Driver distractions in Georgia in 2023 showed:

  • 19.6% of drivers of cars, trucks, SUVs and vans/minivans were observed to have some form of visible distraction, such as talking, texting, dialing or eating. 
  • Talking (hands-free) was the most commonly observed distraction (7.4%) followed by other distractions (5.4%), texting or dialing with a hand-held device (5%) and talking with a hand-held device (1.9%).
  • Driver distraction was higher in passenger cars (20.1%) and SUVs (20.4%) than in vans/minivans (18.9%) and trucks (17.2%).
  • Distracted driving was higher for women (22.3%) than for men (17.7%).
  • Driver distraction was highest in Atlanta MSA (20.1%), followed by non-MSA (19.3%) and other MSA (17.8%)
  • Driver distraction decreased with increasing age.

Rupp says results from the 2024 research will be used to assess progress on the state’s work to reduce death and injury in motor-vehicle crashes by increasing rates of restraint use. IPRCE will share data with the GOHS-facilitated State Highway Safety Plan task teams who are developing programs and organizing efforts to prevent injury.  

“The Governor’s Office of Highway Safety and our collaborators continue to implement programs designed to save lives and promote safe driving behaviors,” says Allen Poole, director of the Governor’s Office of Highway Safety. “We ask everyone to help our state and nation reach the attainable goal of zero traffic deaths by driving safe speeds, always wearing a seat belt, keeping the focus on the road and not the phone, and never operating a vehicle under the influence of any substance that impairs your ability to drive.”
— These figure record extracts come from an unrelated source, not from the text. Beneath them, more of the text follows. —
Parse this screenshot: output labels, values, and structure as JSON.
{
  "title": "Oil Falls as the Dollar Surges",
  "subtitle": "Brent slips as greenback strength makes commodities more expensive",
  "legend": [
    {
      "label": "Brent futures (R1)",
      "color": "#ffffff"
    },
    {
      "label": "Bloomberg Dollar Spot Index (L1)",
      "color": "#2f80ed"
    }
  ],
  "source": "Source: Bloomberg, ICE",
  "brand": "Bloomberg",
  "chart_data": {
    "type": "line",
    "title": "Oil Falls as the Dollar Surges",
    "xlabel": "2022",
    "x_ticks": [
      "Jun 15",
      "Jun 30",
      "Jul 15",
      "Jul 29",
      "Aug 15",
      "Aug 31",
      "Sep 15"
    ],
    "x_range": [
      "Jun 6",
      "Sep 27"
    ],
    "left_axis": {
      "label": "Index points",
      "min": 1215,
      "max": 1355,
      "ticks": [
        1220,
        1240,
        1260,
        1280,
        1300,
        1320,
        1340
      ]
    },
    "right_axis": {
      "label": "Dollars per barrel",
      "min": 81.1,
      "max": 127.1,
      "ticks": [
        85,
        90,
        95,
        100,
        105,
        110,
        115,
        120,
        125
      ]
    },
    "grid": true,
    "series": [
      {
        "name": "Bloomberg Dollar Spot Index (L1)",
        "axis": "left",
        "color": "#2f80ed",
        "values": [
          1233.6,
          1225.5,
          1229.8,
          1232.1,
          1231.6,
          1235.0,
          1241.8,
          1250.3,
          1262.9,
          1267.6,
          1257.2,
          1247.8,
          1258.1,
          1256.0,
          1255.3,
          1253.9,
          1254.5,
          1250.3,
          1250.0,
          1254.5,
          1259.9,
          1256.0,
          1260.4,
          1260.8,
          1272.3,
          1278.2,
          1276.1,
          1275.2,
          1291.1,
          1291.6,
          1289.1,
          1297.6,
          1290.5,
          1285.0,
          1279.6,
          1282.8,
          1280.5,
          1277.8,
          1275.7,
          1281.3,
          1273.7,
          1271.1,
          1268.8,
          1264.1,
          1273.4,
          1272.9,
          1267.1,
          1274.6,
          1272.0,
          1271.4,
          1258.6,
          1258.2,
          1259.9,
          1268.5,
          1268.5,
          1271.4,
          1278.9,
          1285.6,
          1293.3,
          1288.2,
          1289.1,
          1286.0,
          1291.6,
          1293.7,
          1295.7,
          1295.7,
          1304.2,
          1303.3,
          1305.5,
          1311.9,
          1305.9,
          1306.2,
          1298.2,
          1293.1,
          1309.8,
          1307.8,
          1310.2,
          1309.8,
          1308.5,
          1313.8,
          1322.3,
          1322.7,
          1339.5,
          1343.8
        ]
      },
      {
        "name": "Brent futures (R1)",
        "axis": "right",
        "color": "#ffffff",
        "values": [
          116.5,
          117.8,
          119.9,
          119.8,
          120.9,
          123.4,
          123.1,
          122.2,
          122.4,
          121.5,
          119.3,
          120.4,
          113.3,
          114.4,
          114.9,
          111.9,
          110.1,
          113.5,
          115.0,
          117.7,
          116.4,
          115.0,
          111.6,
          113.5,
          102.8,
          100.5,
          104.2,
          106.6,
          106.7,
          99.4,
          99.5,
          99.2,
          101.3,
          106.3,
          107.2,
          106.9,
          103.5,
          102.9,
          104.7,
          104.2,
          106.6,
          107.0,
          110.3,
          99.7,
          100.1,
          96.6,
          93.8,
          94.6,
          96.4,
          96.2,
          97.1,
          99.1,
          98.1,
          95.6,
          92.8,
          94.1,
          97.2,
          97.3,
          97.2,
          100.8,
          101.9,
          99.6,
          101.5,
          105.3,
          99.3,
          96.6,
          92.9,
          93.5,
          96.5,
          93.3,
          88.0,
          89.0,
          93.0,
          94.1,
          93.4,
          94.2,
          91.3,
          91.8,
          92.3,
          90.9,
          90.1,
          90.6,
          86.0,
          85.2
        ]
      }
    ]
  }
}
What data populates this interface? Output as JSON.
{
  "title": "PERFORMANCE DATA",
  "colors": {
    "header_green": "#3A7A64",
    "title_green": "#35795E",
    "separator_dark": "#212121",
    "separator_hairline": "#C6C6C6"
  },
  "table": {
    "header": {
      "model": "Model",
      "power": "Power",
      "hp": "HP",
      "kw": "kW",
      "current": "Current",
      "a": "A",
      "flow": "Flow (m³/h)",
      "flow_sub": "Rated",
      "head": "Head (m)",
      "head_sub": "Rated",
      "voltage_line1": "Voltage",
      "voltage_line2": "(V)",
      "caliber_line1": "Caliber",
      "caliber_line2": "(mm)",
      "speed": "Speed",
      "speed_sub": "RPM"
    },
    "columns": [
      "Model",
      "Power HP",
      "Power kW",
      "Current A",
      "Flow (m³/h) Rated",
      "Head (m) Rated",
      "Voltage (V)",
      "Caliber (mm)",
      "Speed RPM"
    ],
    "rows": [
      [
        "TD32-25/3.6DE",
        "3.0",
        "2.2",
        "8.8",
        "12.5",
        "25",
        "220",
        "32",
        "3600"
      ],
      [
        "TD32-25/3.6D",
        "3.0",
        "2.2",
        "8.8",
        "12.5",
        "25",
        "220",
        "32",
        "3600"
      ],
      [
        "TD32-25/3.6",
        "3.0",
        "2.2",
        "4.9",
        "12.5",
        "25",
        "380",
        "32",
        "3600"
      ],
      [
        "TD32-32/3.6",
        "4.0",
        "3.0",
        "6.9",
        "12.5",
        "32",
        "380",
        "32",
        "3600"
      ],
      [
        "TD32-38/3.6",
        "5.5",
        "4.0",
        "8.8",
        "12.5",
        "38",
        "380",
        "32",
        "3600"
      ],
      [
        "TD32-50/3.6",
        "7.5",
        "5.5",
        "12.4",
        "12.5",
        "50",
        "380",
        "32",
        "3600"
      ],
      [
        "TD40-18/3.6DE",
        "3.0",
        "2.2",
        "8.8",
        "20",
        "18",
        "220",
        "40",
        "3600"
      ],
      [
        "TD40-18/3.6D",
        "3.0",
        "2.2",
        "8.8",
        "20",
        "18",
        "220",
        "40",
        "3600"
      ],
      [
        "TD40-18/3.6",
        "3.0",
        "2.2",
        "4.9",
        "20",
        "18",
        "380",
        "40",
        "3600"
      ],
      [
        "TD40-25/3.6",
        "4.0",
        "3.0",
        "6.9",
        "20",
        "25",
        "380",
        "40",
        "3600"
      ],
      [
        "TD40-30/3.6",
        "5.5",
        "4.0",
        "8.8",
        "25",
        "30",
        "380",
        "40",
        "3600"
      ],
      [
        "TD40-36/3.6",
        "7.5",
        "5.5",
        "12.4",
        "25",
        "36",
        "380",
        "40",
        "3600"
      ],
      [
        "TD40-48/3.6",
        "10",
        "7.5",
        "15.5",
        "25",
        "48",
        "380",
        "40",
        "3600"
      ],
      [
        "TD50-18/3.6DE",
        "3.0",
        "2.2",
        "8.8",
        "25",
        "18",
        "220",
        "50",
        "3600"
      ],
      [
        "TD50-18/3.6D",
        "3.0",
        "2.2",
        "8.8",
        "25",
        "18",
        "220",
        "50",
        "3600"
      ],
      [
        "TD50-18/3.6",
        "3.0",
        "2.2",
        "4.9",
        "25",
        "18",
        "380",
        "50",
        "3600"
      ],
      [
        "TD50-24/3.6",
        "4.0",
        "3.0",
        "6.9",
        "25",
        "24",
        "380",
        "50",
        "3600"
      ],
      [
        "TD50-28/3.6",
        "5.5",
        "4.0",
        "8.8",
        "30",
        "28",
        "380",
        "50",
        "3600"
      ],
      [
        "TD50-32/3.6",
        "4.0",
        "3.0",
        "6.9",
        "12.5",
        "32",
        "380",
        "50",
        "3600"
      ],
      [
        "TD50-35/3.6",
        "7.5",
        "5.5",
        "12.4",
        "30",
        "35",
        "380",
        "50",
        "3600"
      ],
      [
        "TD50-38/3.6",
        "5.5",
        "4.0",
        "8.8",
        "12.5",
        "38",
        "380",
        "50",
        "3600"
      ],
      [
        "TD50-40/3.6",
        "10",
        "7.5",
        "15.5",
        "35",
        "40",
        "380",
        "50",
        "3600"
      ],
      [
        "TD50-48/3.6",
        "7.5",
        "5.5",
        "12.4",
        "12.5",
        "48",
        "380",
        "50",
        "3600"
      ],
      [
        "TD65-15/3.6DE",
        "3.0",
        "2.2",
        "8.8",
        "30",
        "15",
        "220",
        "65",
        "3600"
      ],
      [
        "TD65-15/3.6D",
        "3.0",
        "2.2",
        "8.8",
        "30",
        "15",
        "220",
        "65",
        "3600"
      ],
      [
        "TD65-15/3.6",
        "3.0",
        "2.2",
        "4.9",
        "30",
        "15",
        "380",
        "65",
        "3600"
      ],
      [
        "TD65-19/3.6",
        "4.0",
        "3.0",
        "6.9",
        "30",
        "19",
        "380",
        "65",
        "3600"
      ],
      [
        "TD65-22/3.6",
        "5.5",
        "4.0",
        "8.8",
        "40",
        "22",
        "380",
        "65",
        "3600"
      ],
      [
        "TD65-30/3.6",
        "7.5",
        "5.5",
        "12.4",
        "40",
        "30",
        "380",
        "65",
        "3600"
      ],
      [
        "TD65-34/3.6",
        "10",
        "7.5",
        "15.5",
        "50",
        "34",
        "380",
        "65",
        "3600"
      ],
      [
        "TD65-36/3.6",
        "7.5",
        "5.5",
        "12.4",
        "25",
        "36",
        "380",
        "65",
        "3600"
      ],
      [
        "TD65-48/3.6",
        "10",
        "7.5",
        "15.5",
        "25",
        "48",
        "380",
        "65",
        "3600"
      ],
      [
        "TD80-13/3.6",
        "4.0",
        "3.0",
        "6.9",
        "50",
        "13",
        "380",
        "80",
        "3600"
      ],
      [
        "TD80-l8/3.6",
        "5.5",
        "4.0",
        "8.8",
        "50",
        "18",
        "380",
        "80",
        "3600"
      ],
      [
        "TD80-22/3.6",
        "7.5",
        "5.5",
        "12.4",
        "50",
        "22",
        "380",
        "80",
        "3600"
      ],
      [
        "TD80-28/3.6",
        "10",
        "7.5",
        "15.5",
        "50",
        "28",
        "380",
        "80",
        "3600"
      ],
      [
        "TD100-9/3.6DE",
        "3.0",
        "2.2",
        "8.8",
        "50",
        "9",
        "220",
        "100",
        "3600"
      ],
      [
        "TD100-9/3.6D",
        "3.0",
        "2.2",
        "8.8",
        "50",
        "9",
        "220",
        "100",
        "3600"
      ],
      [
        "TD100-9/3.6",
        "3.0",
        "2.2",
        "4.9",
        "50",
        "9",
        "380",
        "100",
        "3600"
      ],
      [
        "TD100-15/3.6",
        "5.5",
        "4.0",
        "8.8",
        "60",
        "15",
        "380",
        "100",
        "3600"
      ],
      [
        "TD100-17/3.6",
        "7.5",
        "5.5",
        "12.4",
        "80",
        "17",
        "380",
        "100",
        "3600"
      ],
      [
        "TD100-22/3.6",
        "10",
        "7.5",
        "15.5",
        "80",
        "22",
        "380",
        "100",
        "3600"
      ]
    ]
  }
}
The National Highway Traffic Safety Administration (NHTSA) estimates that 42,915 people were killed in traffic crashes in the United States in 2021, which is a more than 10% increase from 2020 and the most traffic deaths in the nation since 2005. 

Roadside observations of seat belt use will be performed in the following 20 Georgia counties starting in May 2024: Cobb, DeKalb, Early, Floyd, Gwinnett, Habersham, Haralson, Harris, Hart, Monroe, Morgan, Murray, Peach, Polk, Richmond, Rockdale, Spalding, Thomas, Ware and Worth.